今年のバレンタインデーも、店頭にたくさんのチョコレートが並びました。パッケージデザインも可愛くオシャレなものばかりで、選ぶのに迷ってしまった人も多いのではないでしょうか。今回は、そんな数あるパッケージの中から、とびきりの美しさを備えた「テオムラタ ショコラティエ Lueur rose」をご紹介します。日本文学からインスピレーションを受けてつくられたというこちらのパッケージは、ロマンチックで詩的な世界感が印象的。詳しく見ていきましょう。
パッケージ紹介
丸い筒状のパッケージでおなじみの、人気ショコラティエ「テオムラタ」。2023年のバレンタイン限定ショコラは、マットな質感の紫色が神秘的な「Lueur rose」です。フランス語で「リュウール・ローズ」と読むそうで、日本語では「光る薔薇」という意味を持ちます。
パッケージには、色鮮やかな「バラ」の絵柄が上下2ヵ所に。なぜバラなのかといえば、このチョコレートが【イチジクとローズのショコラ】だからでしょう。「バラ」の絵柄のほかにも、「白い廊下」が描かれています。すべて直線で構成されたグラフィックデザインは、まさに“モダン”といった風合いです。

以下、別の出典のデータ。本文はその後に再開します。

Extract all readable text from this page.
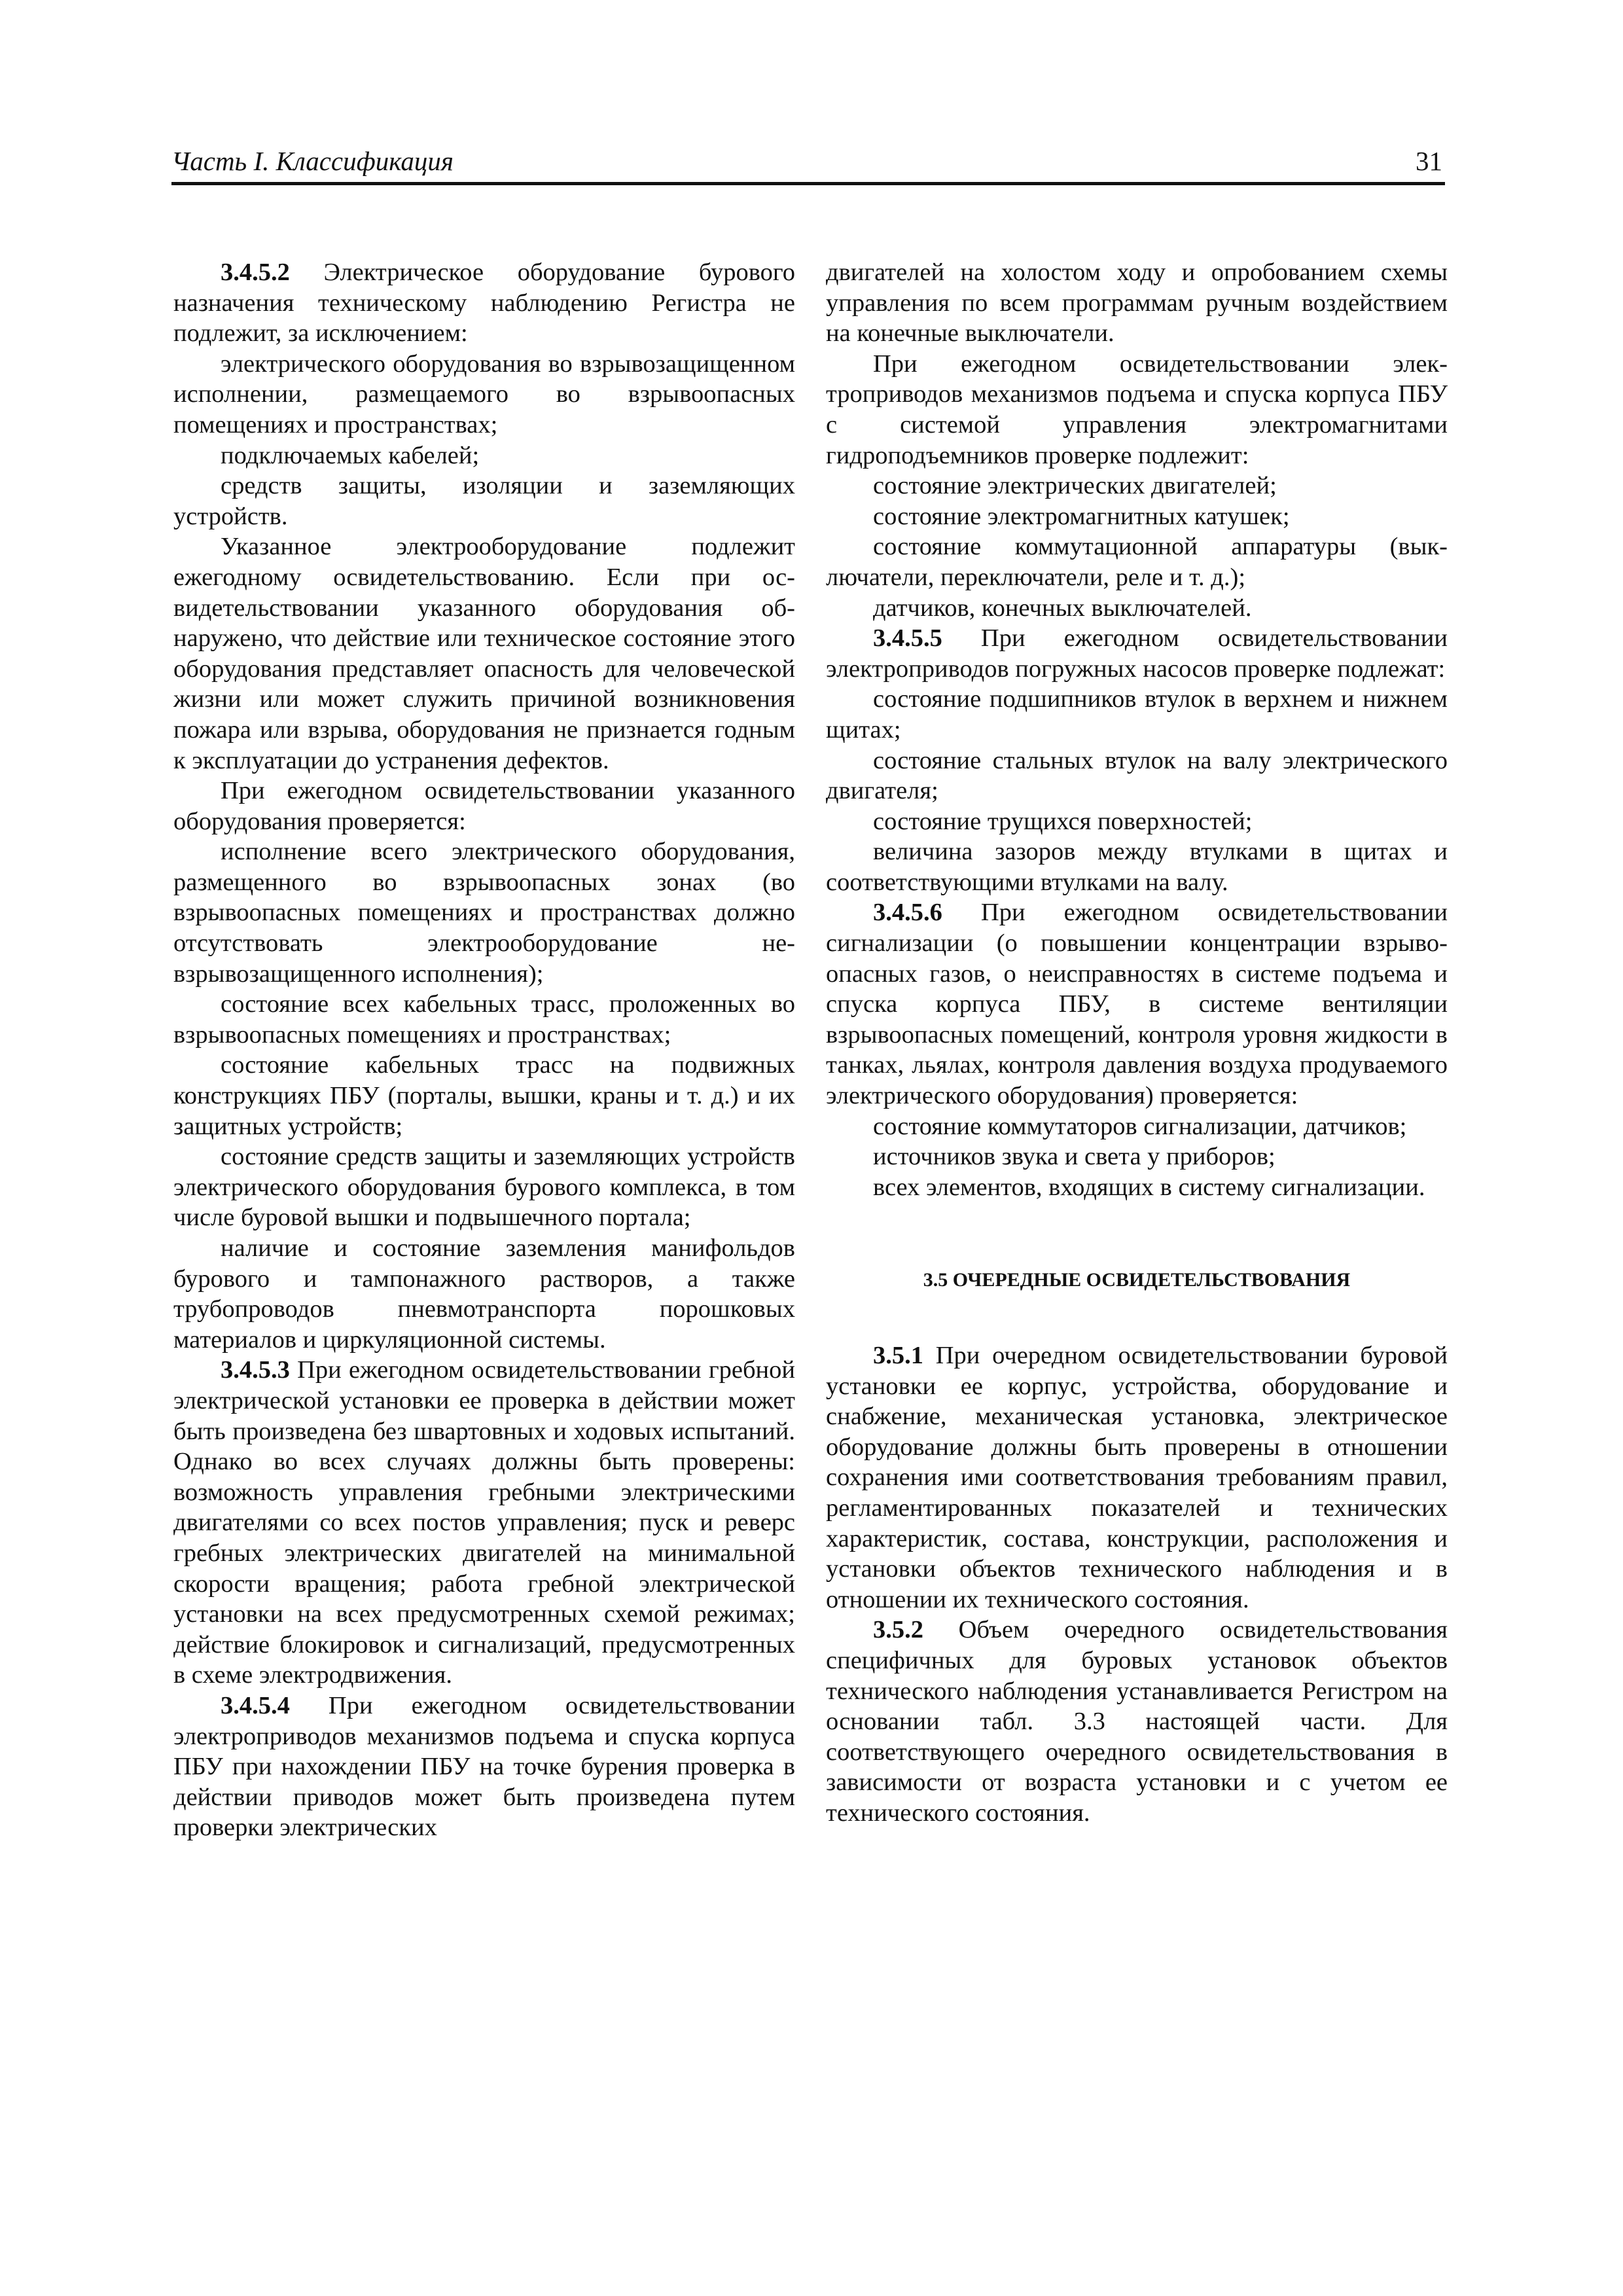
Часть I. Классификация	31

3.4.5.2 Электрическое оборудование бурового назначения техническому наблюдению Регистра не подлежит, за исключением:

электрического оборудования во взрывозащищенном исполнении, размещаемого во взрывоопасных помещениях и пространствах;

подключаемых кабелей;

средств защиты, изоляции и заземляющих устройств.

Указанное электрооборудование подлежит ежегодному освидетельствованию. Если при освидетельствовании указанного оборудования обнаружено, что действие или техническое состояние этого оборудования представляет опасность для человеческой жизни или может служить причиной возникновения пожара или взрыва, оборудования не признается годным к эксплуатации до устранения дефектов.

При ежегодном освидетельствовании указанного оборудования проверяется:

исполнение всего электрического оборудования, размещенного во взрывоопасных зонах (во взрывоопасных помещениях и пространствах должно отсутствовать электрооборудование невзрывозащищенного исполнения);

состояние всех кабельных трасс, проложенных во взрывоопасных помещениях и пространствах;

состояние кабельных трасс на подвижных конструкциях ПБУ (порталы, вышки, краны и т. д.) и их защитных устройств;

состояние средств защиты и заземляющих устройств электрического оборудования бурового комплекса, в том числе буровой вышки и подвышечного портала;

наличие и состояние заземления манифольдов бурового и тампонажного растворов, а также трубопроводов пневмотранспорта порошковых материалов и циркуляционной системы.

3.4.5.3 При ежегодном освидетельствовании гребной электрической установки ее проверка в действии может быть произведена без швартовных и ходовых испытаний. Однако во всех случаях должны быть проверены: возможность управления гребными электрическими двигателями со всех постов управления; пуск и реверс гребных электрических двигателей на минимальной скорости вращения; работа гребной электрической установки на всех предусмотренных схемой режимах; действие блокировок и сигнализаций, предусмотренных в схеме электродвижения.

3.4.5.4 При ежегодном освидетельствовании электроприводов механизмов подъема и спуска корпуса ПБУ при нахождении ПБУ на точке бурения проверка в действии приводов может быть произведена путем проверки электрических

двигателей на холостом ходу и опробованием схемы управления по всем программам ручным воздействием на конечные выключатели.

При ежегодном освидетельствовании электроприводов механизмов подъема и спуска корпуса ПБУ с системой управления электромагнитами гидроподъемников проверке подлежит:

состояние электрических двигателей;

состояние электромагнитных катушек;

состояние коммутационной аппаратуры (выключатели, переключатели, реле и т. д.);

датчиков, конечных выключателей.

3.4.5.5 При ежегодном освидетельствовании электроприводов погружных насосов проверке подлежат:

состояние подшипников втулок в верхнем и нижнем щитах;

состояние стальных втулок на валу электрического двигателя;

состояние трущихся поверхностей;

величина зазоров между втулками в щитах и соответствующими втулками на валу.

3.4.5.6 При ежегодном освидетельствовании сигнализации (о повышении концентрации взрывоопасных газов, о неисправностях в системе подъема и спуска корпуса ПБУ, в системе вентиляции взрывоопасных помещений, контроля уровня жидкости в танках, льялах, контроля давления воздуха продуваемого электрического оборудования) проверяется:

состояние коммутаторов сигнализации, датчиков;

источников звука и света у приборов;

всех элементов, входящих в систему сигнализации.

3.5 ОЧЕРЕДНЫЕ ОСВИДЕТЕЛЬСТВОВАНИЯ

3.5.1 При очередном освидетельствовании буровой установки ее корпус, устройства, оборудование и снабжение, механическая установка, электрическое оборудование должны быть проверены в отношении сохранения ими соответствования требованиям правил, регламентированных показателей и технических характеристик, состава, конструкции, расположения и установки объектов технического наблюдения и в отношении их технического состояния.

3.5.2 Объем очередного освидетельствования специфичных для буровых установок объектов технического наблюдения устанавливается Регистром на основании табл. 3.3 настоящей части. Для соответствующего очередного освидетельствования в зависимости от возраста установки и с учетом ее технического состояния.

ちなみに、こちらのデザインは3本入りの「桐箱セット」にも使用されており、平面で見ると一枚の美しい掛け軸のような趣です。上品で洗練された、オトナのデザインとなっています。
分析と個人的見解
公式サイトによれば、このパッケージのテーマは「源氏物語」なのだそう。「紫」を基調にしたデザインは、源氏物語のヒロインの一人「紫の上」にちなんだものか、はたまた作者の「紫式部」にちなんだものか。
また、「バラ」の絵柄は、作中にも登場する「平安のバラ」をモチーフに、上下2か所ある下の図柄は光源氏で上がそれを反転しバラの図柄となって描かれたそうです。「平安のバラ」というのは、一説によれば中国渡来の植物である「コウシンバラ」のこと。公式Instagramでは、パッケージに描かれた「バラ」について、下記のように説明されています。

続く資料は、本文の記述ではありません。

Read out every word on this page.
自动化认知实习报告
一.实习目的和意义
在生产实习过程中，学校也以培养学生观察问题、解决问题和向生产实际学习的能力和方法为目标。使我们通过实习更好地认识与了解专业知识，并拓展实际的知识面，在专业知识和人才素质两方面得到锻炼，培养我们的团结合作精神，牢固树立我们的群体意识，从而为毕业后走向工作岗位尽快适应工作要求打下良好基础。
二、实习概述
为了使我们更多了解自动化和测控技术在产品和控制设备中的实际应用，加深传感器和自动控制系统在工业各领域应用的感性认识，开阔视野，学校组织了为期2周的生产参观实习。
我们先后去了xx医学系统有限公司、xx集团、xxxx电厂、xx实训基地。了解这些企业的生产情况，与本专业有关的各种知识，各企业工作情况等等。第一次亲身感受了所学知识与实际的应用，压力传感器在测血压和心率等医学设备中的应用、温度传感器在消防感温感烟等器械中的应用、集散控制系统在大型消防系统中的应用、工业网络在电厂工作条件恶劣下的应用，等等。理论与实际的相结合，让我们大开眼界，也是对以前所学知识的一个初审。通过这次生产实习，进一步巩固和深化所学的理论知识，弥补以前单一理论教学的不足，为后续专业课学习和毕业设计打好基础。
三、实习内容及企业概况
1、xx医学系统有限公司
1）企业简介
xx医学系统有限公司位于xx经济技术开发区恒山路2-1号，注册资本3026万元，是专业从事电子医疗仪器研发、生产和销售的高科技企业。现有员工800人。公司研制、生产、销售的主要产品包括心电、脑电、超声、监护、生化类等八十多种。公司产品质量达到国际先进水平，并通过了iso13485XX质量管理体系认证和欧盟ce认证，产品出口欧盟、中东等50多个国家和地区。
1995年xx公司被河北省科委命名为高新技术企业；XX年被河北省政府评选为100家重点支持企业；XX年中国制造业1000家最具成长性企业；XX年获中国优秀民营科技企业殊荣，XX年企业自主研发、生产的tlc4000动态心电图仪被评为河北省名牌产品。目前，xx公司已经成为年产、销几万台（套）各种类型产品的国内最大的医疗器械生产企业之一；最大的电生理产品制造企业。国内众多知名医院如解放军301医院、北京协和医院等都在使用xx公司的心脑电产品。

「源氏物語の賢木の巻に登場するバラの花は、当時父帝を亡くした失望感と権勢の変化などで世を憂いた光源氏を慰める頭の中将の邸宅の庭に咲いていました。権勢を削がれてもなお美しい光源氏の後ろ姿と、この庭先に咲く美しいバラの花を重ねるように描いた図柄です。」
(テオムラタ公式Instagramより)
そんな、煌びやかなバラの咲く庭を望むことができる場所が、こちらも同じくパッケージに描かれている白い廊下なのでしょう。長く平坦なこの廊下は、おそらく「源氏物語」の舞台でもある平安時代を代表する住居・寝殿造りによく見られる “透渡殿(すきわたどの)”と呼ばれるタイプの廊下。寝殿造りにおける「建物と建物をつなぐ壁のない外廊下」を表しているのではないでしょうか。まさに、歴史や文学の香りが立ちのぼってくるようなモチーフ&デザインです。
このパッケージデザインを手がけたのは、グラフィックアーティストのカンタ・デロシュ氏。フランスと日本にルーツをもつアーティストで、パリと東京を拠点に活動しているのだとか。幼少期から、東洋のアートに触れる機会が多かったようです。そのため、その作品は視覚詩や日本美術に影響を受けたものが非常に多いことで知られています。
この「Lueur rose」のパッケージデザインも、お菓子のパッケージにはめずらしく情緒的なデザイン。見る人の心に訴えかけてくるような趣があります。SNSでも、次のような評判が見られました。
「フワッと薔薇が香るチョコレート
パッケージも素敵」(@kkikka5さん)「友達から届いた @theomurata さんのチョコレートの贈り物
デザインが秀逸過ぎて、開けるのも食べるのも、わくわく」(@chibikibiさん)「まだまだ種類があるしパッケージも可愛くお値段も手頃でギフトにオススメかも。
勿論、味もすごく良かった◎
他の味が買いたくなってます…」(@beontherighttrackさん)「テオムラタもパケ買い笑
種類がたくさんあって悩んだ〜!」(@nagi.1227さん)「ビーンズショコラ。
なんだこのおしゃれな筒。
(中略)
一つの商品をこれだけ
デザインできる凄さ。
こだわりが素敵すぎる。
大事にちみちみ食べよう笑」(@mo.rin_mo.rinさん)「夫へのバレンタイン
テオムラタのビーンズショコラ
バレンタインパッケージかわいい」(@mayu_marbleさん)
単なる「可愛い」や「美しい」を越えたパッケージデザイン。視覚から届くストーリーに、思いめぐらせてみるのも楽しいかもしれません。